Availability, systemic: Owing to extensive first-pass metabolism its systemic availability amounts to approximately 30% (11-51%) of the dose.
Distribution: In the blood, methylphenidate and its metabolites become distributed in the plasma (57%) and the erythrocytes (43%). Methylphenidate and its metabolites have a low plasma protein-binding (10-33%). The volume of distribution after a single intravenous dose is 2.2 l/kg (2.65±1.1 l/kg for d-methylphenidate and 1.8±0.9 l/kg for l-methylphenidate).
Elimination: Methylphenidate is eliminated from the plasma with an average half-life of approximately 2 hours. The mean clearance after an intravenous single dose is 0.565 l/h/kg (0.40±0.12 l/h/kg for d-methylphenidate and 0.73±0.28 l/h/kg for l-methylphenidate).

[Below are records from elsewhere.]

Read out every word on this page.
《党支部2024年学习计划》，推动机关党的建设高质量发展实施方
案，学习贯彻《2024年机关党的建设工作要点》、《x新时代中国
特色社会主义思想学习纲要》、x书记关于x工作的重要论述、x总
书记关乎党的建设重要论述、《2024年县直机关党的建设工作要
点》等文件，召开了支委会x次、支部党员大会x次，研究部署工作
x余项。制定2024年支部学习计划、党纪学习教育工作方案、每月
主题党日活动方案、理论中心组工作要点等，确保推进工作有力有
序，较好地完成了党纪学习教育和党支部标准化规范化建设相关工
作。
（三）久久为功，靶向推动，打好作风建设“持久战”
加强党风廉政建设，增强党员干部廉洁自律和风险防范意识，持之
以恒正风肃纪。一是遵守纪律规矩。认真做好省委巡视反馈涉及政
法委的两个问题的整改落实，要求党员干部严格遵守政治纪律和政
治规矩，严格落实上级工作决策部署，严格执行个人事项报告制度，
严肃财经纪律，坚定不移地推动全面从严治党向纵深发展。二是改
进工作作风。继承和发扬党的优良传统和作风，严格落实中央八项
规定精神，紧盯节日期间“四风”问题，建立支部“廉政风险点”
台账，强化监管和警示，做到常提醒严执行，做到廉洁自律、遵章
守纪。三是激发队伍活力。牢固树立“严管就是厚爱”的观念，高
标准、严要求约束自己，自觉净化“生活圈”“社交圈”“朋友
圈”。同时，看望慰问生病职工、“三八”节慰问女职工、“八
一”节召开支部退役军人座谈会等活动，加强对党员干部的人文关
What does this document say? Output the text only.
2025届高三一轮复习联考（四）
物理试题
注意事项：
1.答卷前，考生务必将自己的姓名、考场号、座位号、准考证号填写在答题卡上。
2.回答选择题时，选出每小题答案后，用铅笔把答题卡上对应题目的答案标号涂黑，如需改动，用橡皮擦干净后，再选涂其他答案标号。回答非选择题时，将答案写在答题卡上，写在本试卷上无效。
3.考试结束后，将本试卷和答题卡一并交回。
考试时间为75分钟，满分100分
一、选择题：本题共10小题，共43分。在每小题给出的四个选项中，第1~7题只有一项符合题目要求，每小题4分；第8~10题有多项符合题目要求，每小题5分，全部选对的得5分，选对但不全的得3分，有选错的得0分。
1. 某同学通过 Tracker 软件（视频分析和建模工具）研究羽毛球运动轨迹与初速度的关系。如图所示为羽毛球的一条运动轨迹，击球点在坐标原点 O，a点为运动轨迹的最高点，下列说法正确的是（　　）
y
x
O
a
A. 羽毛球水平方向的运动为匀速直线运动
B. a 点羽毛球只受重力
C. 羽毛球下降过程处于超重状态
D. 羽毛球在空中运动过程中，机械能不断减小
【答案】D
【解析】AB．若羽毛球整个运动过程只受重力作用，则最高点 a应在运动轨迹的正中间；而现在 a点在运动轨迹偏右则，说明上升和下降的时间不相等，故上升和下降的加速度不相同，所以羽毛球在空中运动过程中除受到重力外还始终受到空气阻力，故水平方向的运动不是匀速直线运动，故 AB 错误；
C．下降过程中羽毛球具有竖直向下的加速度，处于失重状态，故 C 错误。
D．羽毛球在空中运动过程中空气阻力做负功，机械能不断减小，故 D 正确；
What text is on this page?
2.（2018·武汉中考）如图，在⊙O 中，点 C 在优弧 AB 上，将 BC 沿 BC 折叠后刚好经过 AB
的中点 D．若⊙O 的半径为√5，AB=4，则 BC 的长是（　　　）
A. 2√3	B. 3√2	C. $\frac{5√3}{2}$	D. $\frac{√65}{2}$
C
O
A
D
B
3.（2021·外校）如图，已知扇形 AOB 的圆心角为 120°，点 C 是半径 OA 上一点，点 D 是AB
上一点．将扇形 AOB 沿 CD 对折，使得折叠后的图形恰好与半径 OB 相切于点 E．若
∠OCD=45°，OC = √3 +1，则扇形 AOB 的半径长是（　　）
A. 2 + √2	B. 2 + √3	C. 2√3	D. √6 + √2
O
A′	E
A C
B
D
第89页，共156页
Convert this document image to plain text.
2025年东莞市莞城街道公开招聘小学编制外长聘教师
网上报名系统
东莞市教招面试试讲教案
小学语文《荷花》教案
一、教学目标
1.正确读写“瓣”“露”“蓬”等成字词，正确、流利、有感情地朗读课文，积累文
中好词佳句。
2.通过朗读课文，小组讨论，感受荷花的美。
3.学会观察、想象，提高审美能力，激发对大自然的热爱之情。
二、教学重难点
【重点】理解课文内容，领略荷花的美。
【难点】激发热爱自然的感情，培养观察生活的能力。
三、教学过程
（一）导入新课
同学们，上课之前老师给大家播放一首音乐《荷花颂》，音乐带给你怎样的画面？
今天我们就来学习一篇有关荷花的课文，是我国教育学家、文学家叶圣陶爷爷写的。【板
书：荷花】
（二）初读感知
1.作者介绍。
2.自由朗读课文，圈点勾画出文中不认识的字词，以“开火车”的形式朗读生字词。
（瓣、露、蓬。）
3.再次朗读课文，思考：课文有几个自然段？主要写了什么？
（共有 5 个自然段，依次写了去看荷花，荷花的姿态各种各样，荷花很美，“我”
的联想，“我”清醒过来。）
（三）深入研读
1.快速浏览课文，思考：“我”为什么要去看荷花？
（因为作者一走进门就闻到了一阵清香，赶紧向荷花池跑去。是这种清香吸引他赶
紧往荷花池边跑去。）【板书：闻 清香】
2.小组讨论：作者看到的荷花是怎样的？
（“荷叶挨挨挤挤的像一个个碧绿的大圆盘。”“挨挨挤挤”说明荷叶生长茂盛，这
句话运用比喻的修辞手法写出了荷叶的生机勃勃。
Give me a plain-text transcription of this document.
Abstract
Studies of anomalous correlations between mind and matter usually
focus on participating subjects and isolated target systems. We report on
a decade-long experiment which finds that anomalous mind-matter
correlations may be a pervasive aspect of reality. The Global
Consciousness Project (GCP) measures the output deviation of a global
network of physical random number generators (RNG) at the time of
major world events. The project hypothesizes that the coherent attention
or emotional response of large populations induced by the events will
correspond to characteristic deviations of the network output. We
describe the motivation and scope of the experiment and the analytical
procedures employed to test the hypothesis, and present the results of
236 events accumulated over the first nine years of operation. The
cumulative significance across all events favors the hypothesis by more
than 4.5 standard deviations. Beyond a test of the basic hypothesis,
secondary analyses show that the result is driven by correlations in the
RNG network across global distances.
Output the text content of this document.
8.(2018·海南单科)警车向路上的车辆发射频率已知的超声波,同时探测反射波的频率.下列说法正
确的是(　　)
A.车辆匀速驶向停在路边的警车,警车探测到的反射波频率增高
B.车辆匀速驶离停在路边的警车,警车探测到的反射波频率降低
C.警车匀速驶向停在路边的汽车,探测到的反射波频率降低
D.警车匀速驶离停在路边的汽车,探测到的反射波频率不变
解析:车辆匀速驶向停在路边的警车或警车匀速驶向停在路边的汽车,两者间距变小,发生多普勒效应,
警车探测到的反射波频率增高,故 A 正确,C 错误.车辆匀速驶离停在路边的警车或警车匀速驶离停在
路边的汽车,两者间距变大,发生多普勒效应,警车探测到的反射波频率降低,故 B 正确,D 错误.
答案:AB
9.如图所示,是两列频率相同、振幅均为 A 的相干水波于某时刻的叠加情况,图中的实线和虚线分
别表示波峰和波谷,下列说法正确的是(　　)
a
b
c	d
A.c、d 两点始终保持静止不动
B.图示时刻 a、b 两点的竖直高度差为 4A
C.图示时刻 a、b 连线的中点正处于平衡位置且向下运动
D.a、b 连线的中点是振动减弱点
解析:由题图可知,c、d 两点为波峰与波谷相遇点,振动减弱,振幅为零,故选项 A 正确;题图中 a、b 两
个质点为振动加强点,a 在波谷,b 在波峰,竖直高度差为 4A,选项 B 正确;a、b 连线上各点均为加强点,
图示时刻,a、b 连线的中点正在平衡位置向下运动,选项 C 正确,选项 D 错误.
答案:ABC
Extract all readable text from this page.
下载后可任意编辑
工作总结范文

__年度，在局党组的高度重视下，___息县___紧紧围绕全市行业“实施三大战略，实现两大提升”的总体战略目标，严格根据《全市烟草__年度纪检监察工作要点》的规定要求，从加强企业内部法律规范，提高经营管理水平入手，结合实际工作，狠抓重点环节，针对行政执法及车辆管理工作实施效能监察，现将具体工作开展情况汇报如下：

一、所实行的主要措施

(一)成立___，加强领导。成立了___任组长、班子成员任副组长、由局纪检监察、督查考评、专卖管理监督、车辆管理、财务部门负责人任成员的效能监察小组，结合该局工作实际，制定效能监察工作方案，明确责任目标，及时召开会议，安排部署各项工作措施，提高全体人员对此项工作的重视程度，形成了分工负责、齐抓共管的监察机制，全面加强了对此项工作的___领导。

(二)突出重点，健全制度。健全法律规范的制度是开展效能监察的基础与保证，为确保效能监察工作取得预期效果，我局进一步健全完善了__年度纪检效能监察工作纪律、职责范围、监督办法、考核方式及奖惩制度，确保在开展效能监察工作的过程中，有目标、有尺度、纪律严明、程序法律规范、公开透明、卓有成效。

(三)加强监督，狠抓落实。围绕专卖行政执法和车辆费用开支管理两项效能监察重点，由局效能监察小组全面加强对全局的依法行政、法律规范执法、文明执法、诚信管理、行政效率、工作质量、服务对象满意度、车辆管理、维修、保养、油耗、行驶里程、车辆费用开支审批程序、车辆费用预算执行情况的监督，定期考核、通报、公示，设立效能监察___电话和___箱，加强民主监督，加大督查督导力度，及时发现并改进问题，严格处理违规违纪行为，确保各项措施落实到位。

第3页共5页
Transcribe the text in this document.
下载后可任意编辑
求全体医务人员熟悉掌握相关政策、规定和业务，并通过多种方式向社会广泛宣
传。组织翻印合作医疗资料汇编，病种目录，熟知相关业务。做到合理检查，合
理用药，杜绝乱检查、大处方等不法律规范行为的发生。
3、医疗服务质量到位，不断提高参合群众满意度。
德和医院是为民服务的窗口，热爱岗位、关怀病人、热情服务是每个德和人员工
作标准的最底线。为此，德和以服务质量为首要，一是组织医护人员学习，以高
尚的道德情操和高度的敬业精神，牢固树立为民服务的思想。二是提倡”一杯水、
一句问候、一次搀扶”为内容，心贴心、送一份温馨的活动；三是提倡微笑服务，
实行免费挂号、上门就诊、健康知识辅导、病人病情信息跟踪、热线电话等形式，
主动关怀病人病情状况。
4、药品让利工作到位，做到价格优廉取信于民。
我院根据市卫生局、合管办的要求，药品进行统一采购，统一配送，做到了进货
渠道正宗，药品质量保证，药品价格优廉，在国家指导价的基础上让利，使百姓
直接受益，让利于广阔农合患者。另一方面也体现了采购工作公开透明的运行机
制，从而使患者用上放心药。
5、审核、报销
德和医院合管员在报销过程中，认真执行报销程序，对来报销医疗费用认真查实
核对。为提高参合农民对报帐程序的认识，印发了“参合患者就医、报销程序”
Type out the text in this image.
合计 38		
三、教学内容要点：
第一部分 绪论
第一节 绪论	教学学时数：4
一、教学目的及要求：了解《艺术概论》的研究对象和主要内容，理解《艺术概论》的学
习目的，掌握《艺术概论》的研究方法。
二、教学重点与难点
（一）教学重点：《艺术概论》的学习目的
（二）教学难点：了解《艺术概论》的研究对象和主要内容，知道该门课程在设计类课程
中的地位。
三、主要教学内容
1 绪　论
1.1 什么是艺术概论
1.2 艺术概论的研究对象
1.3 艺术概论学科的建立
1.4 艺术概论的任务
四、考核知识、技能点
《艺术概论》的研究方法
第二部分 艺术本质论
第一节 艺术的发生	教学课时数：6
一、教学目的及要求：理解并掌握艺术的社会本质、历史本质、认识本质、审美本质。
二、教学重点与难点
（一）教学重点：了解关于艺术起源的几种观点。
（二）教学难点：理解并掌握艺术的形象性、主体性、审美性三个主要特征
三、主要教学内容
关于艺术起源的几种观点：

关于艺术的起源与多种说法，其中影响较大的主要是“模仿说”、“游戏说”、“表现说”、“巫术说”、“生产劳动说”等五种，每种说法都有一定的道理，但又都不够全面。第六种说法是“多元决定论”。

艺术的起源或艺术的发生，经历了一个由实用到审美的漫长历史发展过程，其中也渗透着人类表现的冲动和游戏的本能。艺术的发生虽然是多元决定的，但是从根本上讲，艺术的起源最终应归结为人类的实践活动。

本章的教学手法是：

After oral administration, approximately 78-97% of the dose is excreted within 48 to 96 h via the urine and 1 to 3% via the faeces in the form of metabolites. Only small amounts (< 1%) of unchanged methylphenidate appear in the urine. A large proportion of an intravenous dose (89%) is eliminated in the urine within 16 hours, presumably regardless of the pH value, as ritalinic acid.
The renal elimination of ritalinic acid may decrease in the case of impaired renal function.
The bulk of the dose is excreted in the urine as 2-phenyl-2-piperidyl acetic acid (PPAA, 60-86%).
Pharmacokinetics in special patient groups: Paediatric population: The pharmacokinetics of Medikinet CR in children younger 6 years of age have not been studied.
There are apparently no differences in the pharmacokinetics of methylphenidate between children with hyperkinetic disorder/ADHD and healthy adult subjects.
Elderly: The pharmacokinetics of Medikinet CR in patients aged 65 years and over have not been studied.
Renal impairment: Elimination data from patients with normal renal function suggest that renal excretion of the unchanged methylphenidate would hardly be diminished at all in the presence of impaired renal function. However, renal excretion of PPAA may be reduced.
Toxicology: Preclinical safety data: Carcinogenicity: In life-time rat and mouse carcinogenicity studies, increased numbers of malignant liver tumours were noted in male mice only. The significance of this finding to humans is unknown.
Methylphenidate did not affect reproductive performance or fertility at low multiples of the clinical dose.
Pregnancy-embryonal/foetal development: Methylphenidate is not considered to be teratogenic in rats and rabbits. Foetal toxicity (i.e. total litter loss) and maternal toxicity was noted in rats at maternally toxic doses.